Where \[{x_1},{x_2}, \ldots ,{x_n}\] are prime numbers and \[{a_1},{a_2}, \ldots ,{a_n}\] are powers of primes. Then number of positive factors \[N = ({a_1} + 1)({a_2} + 1) \ldots ({a_n} + 1)\].

Here, \[m = 161\].

Prime Factorization of 161 is \[161 = {7^1} \times {23^1}\].

Here, \[{a_1} = 1,{a_2} = 1\]. So, the number of Factors of 161

\[\begin{array}{l}N = ({a_1} + 1)({a_2} + 1)\\ = (1 + 1)(1 + 1)\\ = (2)(2)\\ = 4\end{array}\] 

Hence, the number of positive factors of 161 are 4.

Prime Factorization of 161 Using Factor Tree

Factor trees is a way of expressing the factorisation of a number in terms of its prime factors. It uses repeated division by prime numbers to get the prime factorisation.

All the branches of the tree are split into factors. When the factors at the end are prime numbers, we stop. Writing them in multiplicative form gives the prime factorisation of 161.

We start dividing the number by prime numbers and write the number and the quotient as the tree branches. This process is repeated till we get all the prime numbers at the end. This is represented as 

Factor tree of 161

 So, the prime factorization of 161 is \[7\times23\].

Factors of 161 in Pairs

To write all the factors of 161 in pairs, we see that 

\[1\times 161=161\]

\[7\times23=161\]

\[23\times7=161\]

\[161\times 1=161\]

So, writing the numbers on the left-hand side in pairs, we get (1,161), (3,23) are the factors of 161 in pairs.

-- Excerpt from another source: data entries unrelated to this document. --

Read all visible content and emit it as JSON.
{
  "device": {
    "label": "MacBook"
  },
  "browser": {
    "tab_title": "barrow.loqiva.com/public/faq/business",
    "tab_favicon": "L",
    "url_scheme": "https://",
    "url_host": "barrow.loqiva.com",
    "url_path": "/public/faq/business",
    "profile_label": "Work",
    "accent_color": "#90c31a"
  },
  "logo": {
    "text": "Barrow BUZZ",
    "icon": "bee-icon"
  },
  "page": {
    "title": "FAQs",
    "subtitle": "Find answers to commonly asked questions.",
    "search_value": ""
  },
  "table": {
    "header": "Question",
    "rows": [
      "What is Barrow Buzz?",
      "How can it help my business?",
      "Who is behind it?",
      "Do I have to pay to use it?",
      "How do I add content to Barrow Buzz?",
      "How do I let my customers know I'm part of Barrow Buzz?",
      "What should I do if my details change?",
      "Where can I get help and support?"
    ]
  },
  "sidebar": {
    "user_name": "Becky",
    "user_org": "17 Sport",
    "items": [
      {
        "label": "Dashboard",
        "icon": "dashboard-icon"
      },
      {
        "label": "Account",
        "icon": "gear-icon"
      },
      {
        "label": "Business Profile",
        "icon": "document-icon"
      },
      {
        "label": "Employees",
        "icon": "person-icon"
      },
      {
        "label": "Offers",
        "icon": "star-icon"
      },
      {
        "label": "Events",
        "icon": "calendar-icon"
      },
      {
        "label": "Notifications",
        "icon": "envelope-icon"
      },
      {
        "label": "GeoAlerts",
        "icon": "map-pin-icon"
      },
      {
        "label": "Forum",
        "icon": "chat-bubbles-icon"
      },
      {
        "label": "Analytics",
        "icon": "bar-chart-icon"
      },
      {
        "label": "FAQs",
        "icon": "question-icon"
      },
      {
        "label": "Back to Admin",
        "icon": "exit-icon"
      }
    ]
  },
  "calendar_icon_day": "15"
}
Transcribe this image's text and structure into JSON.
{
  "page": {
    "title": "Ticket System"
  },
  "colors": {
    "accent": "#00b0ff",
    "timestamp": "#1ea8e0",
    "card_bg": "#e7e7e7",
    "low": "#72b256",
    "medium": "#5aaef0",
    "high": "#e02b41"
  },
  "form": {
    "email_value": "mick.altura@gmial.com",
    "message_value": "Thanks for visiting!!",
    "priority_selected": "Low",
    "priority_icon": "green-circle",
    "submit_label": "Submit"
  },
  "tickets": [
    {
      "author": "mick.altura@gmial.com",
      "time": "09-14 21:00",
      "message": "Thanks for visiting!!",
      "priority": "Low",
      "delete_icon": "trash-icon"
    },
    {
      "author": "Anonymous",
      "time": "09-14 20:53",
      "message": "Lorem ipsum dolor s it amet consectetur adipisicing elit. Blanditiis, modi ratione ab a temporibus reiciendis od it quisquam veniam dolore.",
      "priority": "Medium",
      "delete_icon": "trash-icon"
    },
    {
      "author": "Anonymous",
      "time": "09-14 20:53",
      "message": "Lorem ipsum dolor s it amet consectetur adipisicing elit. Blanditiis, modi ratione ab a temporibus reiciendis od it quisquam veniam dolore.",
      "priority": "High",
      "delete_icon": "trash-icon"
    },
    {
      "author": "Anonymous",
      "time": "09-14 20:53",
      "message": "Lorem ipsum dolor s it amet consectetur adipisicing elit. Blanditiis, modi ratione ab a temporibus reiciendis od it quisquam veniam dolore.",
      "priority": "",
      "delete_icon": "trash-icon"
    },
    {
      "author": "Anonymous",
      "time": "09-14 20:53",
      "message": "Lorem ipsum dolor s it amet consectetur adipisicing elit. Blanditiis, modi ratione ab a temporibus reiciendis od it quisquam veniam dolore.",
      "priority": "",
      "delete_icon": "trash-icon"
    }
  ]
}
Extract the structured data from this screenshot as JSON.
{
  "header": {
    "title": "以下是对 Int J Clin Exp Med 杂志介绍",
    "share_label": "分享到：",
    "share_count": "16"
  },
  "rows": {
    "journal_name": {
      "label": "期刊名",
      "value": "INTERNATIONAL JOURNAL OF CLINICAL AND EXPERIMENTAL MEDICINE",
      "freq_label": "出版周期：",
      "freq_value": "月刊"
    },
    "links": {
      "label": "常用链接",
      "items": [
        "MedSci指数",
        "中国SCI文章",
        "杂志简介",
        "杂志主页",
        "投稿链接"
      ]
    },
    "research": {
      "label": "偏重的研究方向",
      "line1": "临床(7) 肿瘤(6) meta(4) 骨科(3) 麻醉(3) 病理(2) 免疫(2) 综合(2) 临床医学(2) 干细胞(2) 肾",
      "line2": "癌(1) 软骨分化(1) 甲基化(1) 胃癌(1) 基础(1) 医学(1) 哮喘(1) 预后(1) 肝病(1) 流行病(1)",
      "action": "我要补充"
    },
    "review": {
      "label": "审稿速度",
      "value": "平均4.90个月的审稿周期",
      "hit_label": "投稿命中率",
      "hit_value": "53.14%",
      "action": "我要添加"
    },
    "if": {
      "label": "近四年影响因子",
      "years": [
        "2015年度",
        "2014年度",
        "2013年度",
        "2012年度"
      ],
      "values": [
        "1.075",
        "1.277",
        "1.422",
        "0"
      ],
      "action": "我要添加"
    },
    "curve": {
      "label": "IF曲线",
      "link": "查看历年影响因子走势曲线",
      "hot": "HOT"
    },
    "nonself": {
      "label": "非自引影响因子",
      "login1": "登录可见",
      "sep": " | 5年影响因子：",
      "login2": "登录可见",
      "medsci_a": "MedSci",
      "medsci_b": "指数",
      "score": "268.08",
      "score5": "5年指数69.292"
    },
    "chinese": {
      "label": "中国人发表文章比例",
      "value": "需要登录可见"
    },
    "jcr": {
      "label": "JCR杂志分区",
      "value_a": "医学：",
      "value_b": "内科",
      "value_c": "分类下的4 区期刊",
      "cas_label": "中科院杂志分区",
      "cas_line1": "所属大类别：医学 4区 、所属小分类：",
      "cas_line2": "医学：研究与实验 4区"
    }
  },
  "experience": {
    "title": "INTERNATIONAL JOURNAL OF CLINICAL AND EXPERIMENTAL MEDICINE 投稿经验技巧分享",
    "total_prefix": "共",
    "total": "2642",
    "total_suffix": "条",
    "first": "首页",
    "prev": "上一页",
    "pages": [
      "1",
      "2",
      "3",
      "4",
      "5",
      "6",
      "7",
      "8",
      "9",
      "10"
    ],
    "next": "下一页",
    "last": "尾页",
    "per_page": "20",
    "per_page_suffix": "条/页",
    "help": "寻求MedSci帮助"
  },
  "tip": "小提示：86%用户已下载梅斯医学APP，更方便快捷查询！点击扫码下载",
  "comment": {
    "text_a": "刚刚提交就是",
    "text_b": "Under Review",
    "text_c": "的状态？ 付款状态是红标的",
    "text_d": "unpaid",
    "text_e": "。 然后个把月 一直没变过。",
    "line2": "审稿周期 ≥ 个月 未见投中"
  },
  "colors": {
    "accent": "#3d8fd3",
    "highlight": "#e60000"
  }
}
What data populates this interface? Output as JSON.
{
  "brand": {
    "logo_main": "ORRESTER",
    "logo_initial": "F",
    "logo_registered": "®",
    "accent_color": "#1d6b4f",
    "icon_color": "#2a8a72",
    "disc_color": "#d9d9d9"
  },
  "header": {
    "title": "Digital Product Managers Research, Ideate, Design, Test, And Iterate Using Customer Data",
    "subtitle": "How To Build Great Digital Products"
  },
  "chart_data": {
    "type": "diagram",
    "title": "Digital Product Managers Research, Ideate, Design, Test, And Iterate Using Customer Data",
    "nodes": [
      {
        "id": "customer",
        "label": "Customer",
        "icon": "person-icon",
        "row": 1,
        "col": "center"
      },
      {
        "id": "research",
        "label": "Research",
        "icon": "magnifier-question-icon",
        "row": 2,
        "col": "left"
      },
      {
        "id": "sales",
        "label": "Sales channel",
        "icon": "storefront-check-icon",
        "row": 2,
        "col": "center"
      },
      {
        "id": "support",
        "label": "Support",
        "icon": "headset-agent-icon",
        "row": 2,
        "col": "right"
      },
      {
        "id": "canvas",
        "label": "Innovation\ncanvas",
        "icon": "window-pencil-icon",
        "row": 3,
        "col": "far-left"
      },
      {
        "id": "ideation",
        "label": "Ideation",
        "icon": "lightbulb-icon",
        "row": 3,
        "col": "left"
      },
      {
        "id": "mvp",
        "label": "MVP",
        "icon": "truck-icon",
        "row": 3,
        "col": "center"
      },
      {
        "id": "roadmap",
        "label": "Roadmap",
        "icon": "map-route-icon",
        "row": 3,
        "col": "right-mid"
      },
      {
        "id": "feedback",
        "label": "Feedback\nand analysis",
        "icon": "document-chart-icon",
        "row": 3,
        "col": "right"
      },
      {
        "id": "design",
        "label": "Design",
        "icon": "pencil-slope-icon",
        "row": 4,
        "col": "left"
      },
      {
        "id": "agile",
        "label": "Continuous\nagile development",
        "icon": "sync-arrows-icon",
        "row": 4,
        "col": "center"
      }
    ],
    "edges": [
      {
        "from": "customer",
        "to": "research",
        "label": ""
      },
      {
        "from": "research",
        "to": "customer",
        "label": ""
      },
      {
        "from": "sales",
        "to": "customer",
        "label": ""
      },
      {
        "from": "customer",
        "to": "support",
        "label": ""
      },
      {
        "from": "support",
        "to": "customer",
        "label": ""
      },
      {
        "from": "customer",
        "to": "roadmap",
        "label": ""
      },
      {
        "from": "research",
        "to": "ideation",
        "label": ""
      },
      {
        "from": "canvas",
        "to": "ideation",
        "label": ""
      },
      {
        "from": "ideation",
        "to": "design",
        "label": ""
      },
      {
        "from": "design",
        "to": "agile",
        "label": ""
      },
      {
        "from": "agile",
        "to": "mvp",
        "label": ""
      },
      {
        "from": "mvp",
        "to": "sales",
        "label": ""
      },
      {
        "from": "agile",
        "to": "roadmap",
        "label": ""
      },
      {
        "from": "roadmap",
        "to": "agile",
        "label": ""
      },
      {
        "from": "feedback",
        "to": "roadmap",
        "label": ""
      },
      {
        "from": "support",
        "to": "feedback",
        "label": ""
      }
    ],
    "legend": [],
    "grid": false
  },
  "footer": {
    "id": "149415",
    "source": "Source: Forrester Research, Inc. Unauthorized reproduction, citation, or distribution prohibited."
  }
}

Considering negative factors, we get (-1,-161), (-7,-23) as the factor pairs of 161.

Solved Examples

Q1. What is the sum of prime factors of 161?

Solution: The factorization of 161 is

The prime factors of 161 are 7 and 23.

The sum of prime factors of 161 is 23+7 =30.

Q2. What is the sum of negative factors of 161?

Solution: The factorization of 161 is

The positive factors of 161 are 1, 7, 23, 161.

The negative factors of 161 are -1, -7, -23, -161.

 The sum of negative factors is -1+( -7)+( -23)+( -161) =-192.

Q3. What are factor pairs of 71?

Solution: The factorization of 71 is

The factors of 71 are 1,71.

All factors of 71 are 1,71,-1,-71.

The factor pairs are (1,71) and (-1,-71).

Interesting Facts

• Product of two prime numbers is a composite number.

• Sum all factors of a number is always zero.

Key Features

• To find the factors of 161, we can use a factor tree.

• The factors of 161 are 1, 7, 23, 161 and their negative counterparts.

• The factor pairs of 161 are\[1 \times 161\], \[7 \times 23\], \[( - 1) \times ( - 161)\]and \[( - 7) \times ( - 23)\].

Conclusion

• The factors of 161 are 1,7,23,161,-1,-7,-23,-161.

• The prime factors of 161 are 7 and 23.

• The factor pairs of 161 are (1,161),(-1,-161),(7,23), (-7,-23).

List of Related Articles

• Factors of a number

• Prime Factors 

• Factorization 

• Prime Factorization 

Practice Questions

1. Find the prime factors of 100.

Answer: The prime factors of 100 are 2,5.

2. What is the prime factorization of 65?

Answer: The prime factorization of 65 are \[5\times17\].